FYI, between here there was thread tor-talk 'many new relays' of possible event around end 2009-06 to begining 2009-07. Along with usual posts of people about potential things to detect.
Interesting, thanks for pointing this out. This event is visible in the diagram but not as a sudden spike but more as a temporary increase in the base rate: http://www.nymity.ch/new_fingerprints/2009_new_fingerprints.png
This event also shows why a simple threshold-based detection mechanism is insufficient: Sybils can be added slowly over several hours or days in order to stay under the threshold.
Cheers, Philipp
On Mon, Jan 19, 2015 at 11:47 AM, Philipp Winter phw@nymity.ch wrote:
On Thu, Jan 15, 2015 at 06:11:25PM -0500, grarpamp wrote:
FYI, between here there was thread tor-talk 'many new relays' of possible event around end 2009-06 to begining 2009-07. Along with usual posts of people about potential things to detect.
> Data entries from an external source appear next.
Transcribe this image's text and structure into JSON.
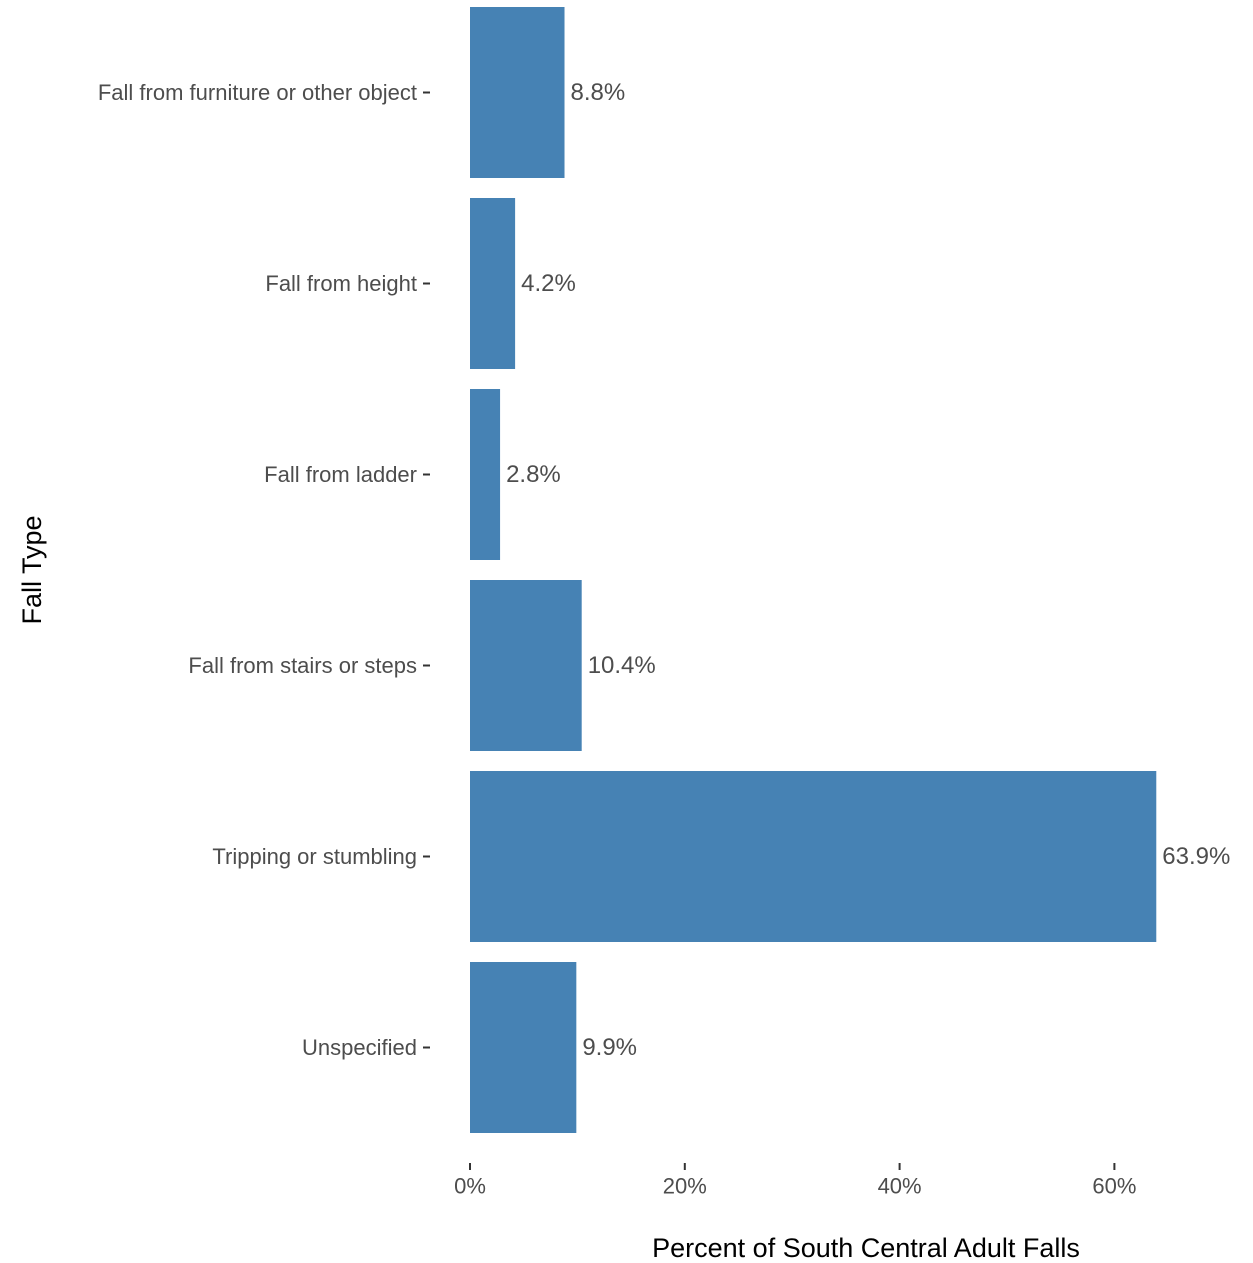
{
  "chart_data": {
    "type": "bar",
    "orientation": "horizontal",
    "categories": [
      "Fall from furniture or other object",
      "Fall from height",
      "Fall from ladder",
      "Fall from stairs or steps",
      "Tripping or stumbling",
      "Unspecified"
    ],
    "values": [
      8.8,
      4.2,
      2.8,
      10.4,
      63.9,
      9.9
    ],
    "data_labels": [
      "8.8%",
      "4.2%",
      "2.8%",
      "10.4%",
      "63.9%",
      "9.9%"
    ],
    "xlabel": "Percent of South Central Adult Falls",
    "ylabel": "Fall Type",
    "xlim": [
      0,
      66
    ],
    "x_ticks": [
      0,
      20,
      40,
      60
    ],
    "x_tick_labels": [
      "0%",
      "20%",
      "40%",
      "60%"
    ],
    "grid": false,
    "legend": "none",
    "bar_color": "#4682b4"
  }
}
Interesting, thanks for pointing this out. This event is visible in the diagram but not as a sudden spike but more as a temporary increase in the base rate: http://www.nymity.ch/new_fingerprints/2009_new_fingerprints.png
Cool, nice to see this graphed, really obvious something happened.
This event also shows why a simple threshold-based detection mechanism is insufficient: Sybils can be added slowly over several hours or days in order to stay under the threshold.
Re detection methods, consider some examination of exceeded bounds within first and second derivatives of various data you are collection, RRD, etc.